A mouse model of repeated traumatic brain injury-induced hearing impairment: Early cochlear neurodegeneration in the absence of hair cell loss.

PURPOSE

Traumatic Brain Injury (TBI) is a major cause of death and disability worldwide. Mounting evidence suggests that even mild TBI injuries, which comprise >75% of all TBIs, can cause chronic post-concussive neurological symptoms, especially when experienced repetitively (rTBI). The most common post-concussive symptoms include auditory dysfunction in the form of hearing loss, tinnitus, or impaired auditory processing, which can occur even in the absence of direct damage to the auditory system at the time of injury. The mechanism by which indirect damage causes loss of auditory function is poorly understood, and treatment is currently limited to symptom management rather than preventative care. We reasoned that secondary injury mechanisms, such as inflammation, may lead to damage of the inner ear and parts of the brain used for hearing after rTBI. Herein, we established a model of indirect damage to the auditory system induced by rTBI and characterized the pathology of hearing loss.

METHODS

We established a mouse model of rTBI in order to determine a timeline of auditory pathology following multiple mild injuries. Mice were subject to controlled cortical impact at the skull midline once every 48 h, for a total of 5 hits. Auditory function was assessed via the auditory brainstem response (ABR) at various timepoints post injury.

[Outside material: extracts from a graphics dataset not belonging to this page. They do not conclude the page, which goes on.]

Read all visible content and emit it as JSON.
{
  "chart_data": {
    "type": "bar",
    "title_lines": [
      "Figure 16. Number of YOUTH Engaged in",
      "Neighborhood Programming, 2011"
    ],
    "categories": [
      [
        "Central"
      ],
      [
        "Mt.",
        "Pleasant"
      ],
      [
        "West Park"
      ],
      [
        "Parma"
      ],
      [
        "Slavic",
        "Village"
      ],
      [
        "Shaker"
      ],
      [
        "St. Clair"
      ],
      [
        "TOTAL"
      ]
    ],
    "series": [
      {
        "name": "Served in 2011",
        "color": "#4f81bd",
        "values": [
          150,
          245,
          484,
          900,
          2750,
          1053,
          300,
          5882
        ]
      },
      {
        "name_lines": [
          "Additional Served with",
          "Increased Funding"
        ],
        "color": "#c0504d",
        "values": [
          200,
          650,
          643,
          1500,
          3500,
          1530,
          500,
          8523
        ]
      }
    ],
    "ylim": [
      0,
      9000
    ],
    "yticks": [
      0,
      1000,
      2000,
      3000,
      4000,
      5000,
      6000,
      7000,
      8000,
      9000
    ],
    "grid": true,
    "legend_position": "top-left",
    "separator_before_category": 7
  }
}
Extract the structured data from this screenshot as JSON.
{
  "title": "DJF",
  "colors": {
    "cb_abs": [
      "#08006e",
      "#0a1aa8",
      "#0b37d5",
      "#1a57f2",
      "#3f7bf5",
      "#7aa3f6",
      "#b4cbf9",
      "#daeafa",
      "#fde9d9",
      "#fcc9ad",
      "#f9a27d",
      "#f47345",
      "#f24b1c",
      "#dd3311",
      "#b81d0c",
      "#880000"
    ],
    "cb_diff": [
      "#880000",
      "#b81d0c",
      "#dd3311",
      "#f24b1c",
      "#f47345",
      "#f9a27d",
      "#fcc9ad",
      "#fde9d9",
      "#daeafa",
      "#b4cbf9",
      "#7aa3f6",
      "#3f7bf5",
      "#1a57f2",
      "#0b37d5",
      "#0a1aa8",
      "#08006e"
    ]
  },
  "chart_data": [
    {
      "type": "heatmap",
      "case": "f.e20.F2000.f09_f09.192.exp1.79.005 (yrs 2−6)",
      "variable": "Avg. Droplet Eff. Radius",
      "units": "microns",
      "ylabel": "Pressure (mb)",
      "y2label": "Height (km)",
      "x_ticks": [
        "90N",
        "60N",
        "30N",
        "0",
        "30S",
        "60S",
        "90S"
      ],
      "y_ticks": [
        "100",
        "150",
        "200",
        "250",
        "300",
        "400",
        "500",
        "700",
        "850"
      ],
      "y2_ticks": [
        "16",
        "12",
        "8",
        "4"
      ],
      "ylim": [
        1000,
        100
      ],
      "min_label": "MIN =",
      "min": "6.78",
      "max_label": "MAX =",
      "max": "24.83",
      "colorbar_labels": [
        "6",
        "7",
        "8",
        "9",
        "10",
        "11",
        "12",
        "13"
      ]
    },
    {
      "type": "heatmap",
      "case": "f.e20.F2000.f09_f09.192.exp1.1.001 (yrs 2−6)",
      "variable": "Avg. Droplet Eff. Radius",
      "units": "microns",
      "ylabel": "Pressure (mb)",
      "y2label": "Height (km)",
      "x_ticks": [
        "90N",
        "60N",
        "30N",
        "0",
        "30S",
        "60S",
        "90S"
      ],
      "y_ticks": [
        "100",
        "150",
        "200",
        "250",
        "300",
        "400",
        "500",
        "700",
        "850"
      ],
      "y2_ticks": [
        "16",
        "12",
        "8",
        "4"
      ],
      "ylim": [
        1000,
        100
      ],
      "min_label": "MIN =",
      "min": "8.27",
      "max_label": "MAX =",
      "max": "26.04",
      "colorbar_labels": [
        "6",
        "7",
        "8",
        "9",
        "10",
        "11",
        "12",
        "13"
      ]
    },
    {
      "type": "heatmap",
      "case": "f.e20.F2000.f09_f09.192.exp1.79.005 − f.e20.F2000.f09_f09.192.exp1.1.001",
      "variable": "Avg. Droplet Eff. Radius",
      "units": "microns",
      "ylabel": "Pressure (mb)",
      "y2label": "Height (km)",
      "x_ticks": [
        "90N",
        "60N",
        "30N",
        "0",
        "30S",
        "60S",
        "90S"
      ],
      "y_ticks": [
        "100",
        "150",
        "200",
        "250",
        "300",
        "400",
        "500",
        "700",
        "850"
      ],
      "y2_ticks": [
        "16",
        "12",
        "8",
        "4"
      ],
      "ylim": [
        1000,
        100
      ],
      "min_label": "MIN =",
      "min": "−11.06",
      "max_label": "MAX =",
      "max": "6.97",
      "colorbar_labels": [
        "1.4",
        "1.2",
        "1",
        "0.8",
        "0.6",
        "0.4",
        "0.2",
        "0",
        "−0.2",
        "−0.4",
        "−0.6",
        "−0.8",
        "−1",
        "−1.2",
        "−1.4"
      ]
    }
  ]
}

Brain and cochleae were collected to establish a timeline of cellular pathology.

RESULTS

We observed increased ABR thresholds and decreased (ABR) P1 amplitudes in rTBI vs sham animals at 14 days post-impact (dpi). This effect persisted for up to 60 days (dpi). Auditory temporal processing was impaired beginning at 30 dpi. Spiral ganglion degeneration was evident at 14 dpi. No loss of hair cells was detected at this time, suggesting that neuronal loss is one of the earliest notable events in hearing loss caused by this type of rTBI.

CONCLUSIONS

We conclude that rTBI results in chronic auditory dysfunction via damage to the spiral ganglion which occurs in the absence of any reduction in hair cell number. This suggests early neuronal damage that may be caused by systemic mechanisms similar to those leading to the spread of neuronal death in the brain following TBI. This TBI-hearing loss model provides an important first step towards identifying therapeutic targets to attenuate damage to the auditory system following head injury.